Moreover, as people hit middle age, their faces really can reflect the person within, if only because habitual expressions leave a permanent mark in laugh lines or a turned-down mouth.

Oscar Wilde’s only novel, The Picture of Dorian Gray, is about a spectacularly beautiful young man who embarks on a long career of corruption and viciousness, but whose face never reveals any trace of his evil ways. Nor does he age, thanks to a satanic bargain whereby all the ugliness that his face should show appears instead on a portrait he keeps locked away in an attack.

Gray is classic gothic horror fiction in the tradition of Dr Jekyll and Mr Hyde and the works of Edgar Allen Poe, though it is also interesting for its homosexual subtexts, and a rather confused moral message. This latest film adaptation of the novel tries to stress the horror elements of Wilde’s tale, exploiting the full modern armoury of computer-generated effects. Not only does the hidden portrait start to show a red-eyed and aging face, maggots crawl out of the canvas and eventually it starts to make loud, scary growling noises.

Directed by Oliver Parker, the British director responsible for the crude 2007 remake of St Trinians and a ham-fisted 2002 adaptation of The Importance of Being Earnest, starring a mumbling Rupert Everett, Dorian Gray is one of those films that adds modern “edge” to material that does not benefit from such improvement. All too predictably it expends much energy in self-conscious and heavy-handed depictions of the degraded underside of Victorian England, including some unintentionally comical orgy scenes.

Worse, it changes the ending of the book in a way that misses the point of the story (and that Wilde would have despised), and the film’s excellently designed costumes and interiors clash awkwardly with dialogue by screenwriter Toby Finlay that is spattered with anachronisms, prompting men in frock coats to say things like “wow” and “I thought it would be fun”.

Dorian Gray is played by Ben Barnes who looks strikingly like Keanu Reeves but walks with a lolloping oafish gait that looks out of place in an elegant London salon. Lord Henry Wooten — here mysteriously deprived of his title — is superbly incarnated by Colin Firth.

It is Wooten who corrupts Gray, encouraging him to search endlessly for new sensations, regardless of the cost to others, and to “burn with a hard, gem-like flame” (actually a quote from the writer Walter Pater who inspired so much of the “Aesthetic Movement” of late Victorian England).

Ben Chaplin is Basil Hallward, the painter who captures Gray’s outward perfection on canvas and falls perilously in love with him.

To spice up the story and to make explicit Wilde’s generally vague allusions to the “sins” inherent in Dorian’s double life, the filmmakers insert some kinky but mostly heterosexual sex, including some brief scenes of bondage and masochism. Given Gray’s body’s miraculous ability to heal, the latter work rather well.
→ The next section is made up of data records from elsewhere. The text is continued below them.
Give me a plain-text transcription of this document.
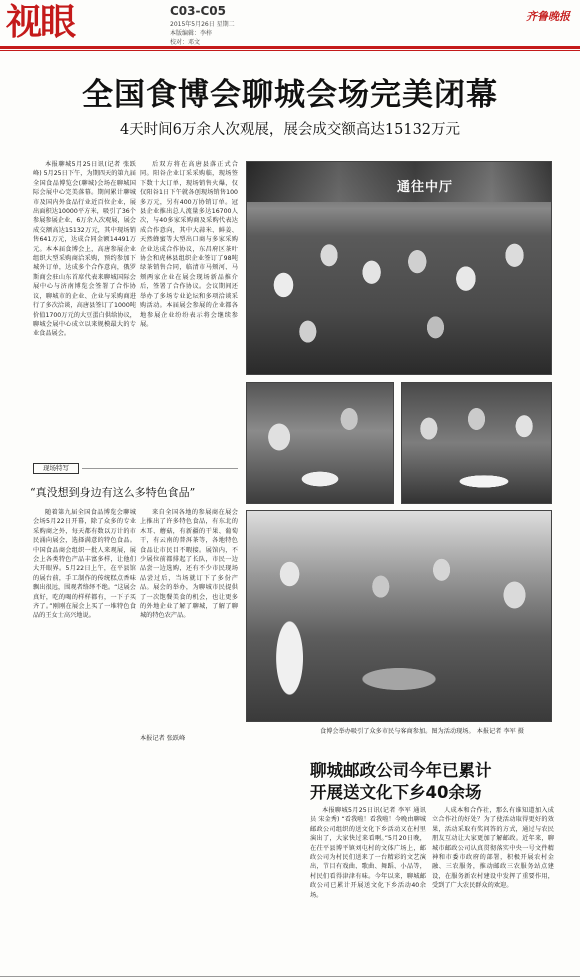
视眼	C03-C05
2015年5月26日 星期二
本版编辑：李梓
校对：邓文
齐鲁晚报
全国食博会聊城会场完美闭幕
4天时间6万余人次观展，展会成交额高达15132万元

本报聊城5月25日讯(记者 张跃峰) 5月25日下午，为期四天的第九届全国食品博览会(聊城)会场在聊城国际会展中心完美落幕。期间累计聊城市及国内外食品行业近百位企业，展出面积达10000平方米，吸引了36个参展参展企业、6万余人次观展，展会成交额高达15132万元，其中现场销售641万元，达成合同金额14491万元。本本届食博会上，高唐参展企业组织大型采购商洽采购，预约参加下城外订单，达成多个合作意向，俄罗斯商会驻山东首席代表来聊城国际会展中心与济南博览会签署了合作协议，聊城市的企业、企业与采购商进行了多次洽谈，高唐县签订了1000吨价值1700万元的大豆蛋白供给协议，聊城会展中心成立以来规模最大的专业食品展会。

后双方将在高唐县落正式合同。阳谷企业订采采购临，现场签下数十大订单，现场销售火爆，仅仅阳谷1日下午就各创现场销售100多万元，另有400万协销订单。冠县企业推出总人流量多达16700人次，与40多家采购商及采购代表达成合作意向，其中大蒜米、鲜姜、天然蜂蜜等大型出口商与多家采购企业达成合作协议，东昌府区茶叶协会和虎林县组织企业签订了98吨绿茶销售合同，临清市马颊河、马颊两家企业在展会现场新品推介后，签署了合作协议。会议期间还举办了多场专业论坛和多项洽谈采购活动。本届展会参展的企业都各地参展企业纷纷表示将会继续参展。

现场特写
“真没想到身边有这么多特色食品”

随着第九届全国食品博览会聊城会场5月22日开幕，除了众多的专业采购商之外，每天都有数以万计的市民涌向展会，选择满意的特色食品。中国食品商会组织一批人来观展，展会上各类特色产品丰富多样，让他们大开眼界。5月22日上午，在平县馆的展台前，手工制作的传统糕点香味飘出很远，围观者络绎不绝。“这展会真好，吃的喝的样样都有，一下子买齐了。”刚刚在展会上买了一堆特色食品的王女士高兴地说。

来自全国各地的参展商在展会上推出了许多特色食品，有东北的木耳、蘑菇，有新疆的干果、葡萄干，有云南的普洱茶等，各地特色食品让市民目不暇接。展馆内，不少展位前都排起了长队，市民一边品尝一边选购，还有不少市民现场品尝过后，当场就订下了多份产品。展会的举办，为聊城市民提供了一次饱餐美食的机会，也让更多的外地企业了解了聊城，了解了聊城的特色农产品。

本报记者 张跃峰
通往中厅
食博会举办吸引了众多市民与客商参加。图为活动现场。 本报记者 李军 摄
聊城邮政公司今年已累计
开展送文化下乡40余场

本报聊城5月25日讯(记者 李军 通讯员 宋金秀) “看我啦！看我啦！今晚由聊城邮政公司组织的送文化下乡活动又在村里演出了，大家快过来看啊。”5月20日晚，在茌平县博平镇刘屯村的文体广场上，邮政公司为村民们送来了一台精彩的文艺演出，节目有戏曲、歌曲、舞蹈、小品等，村民们看得津津有味。今年以来，聊城邮政公司已累计开展送文化下乡活动40余场。

人成本和合作社，那么有谁知道加入成立合作社的好处？为了使活动取得更好的效果，活动采取有奖问答的方式，通过与农民朋友互动让大家更加了解邮政。近年来，聊城市邮政公司认真贯彻落实中央一号文件精神和市委市政府的部署，积极开展农村金融、三农服务，推动邮政三农服务站点建设，在服务新农村建设中发挥了重要作用，受到了广大农民群众的欢迎。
It is possible that the film may be attacked for cowardice because it does not make Gray mainly homosexual, but it is probably the right decision by the filmmakers. It makes it clear to a modern audience that what makes Gray a monster is not his particular sexual tastes, but his selfishness and ruthlessness in indulging every desire.

Nevertheless, for most of its length, and it feels rather longer than the 112-minute running time, Dorian Gray plays like a lavishly funded student film, albeit one made by plodding rather than brilliant students.

Even the CGI cityscapes of Victorian London look amateurish. That the film is watchable at all is down to Firth and the excellent Rebecca Hall (last seen in Woody Allen’s Vicky Cristina Barcelona), who plays Wooton’s suffragette daughter, a character invented by Finlay, and who seems to have wondered in from a different, more grown-up production.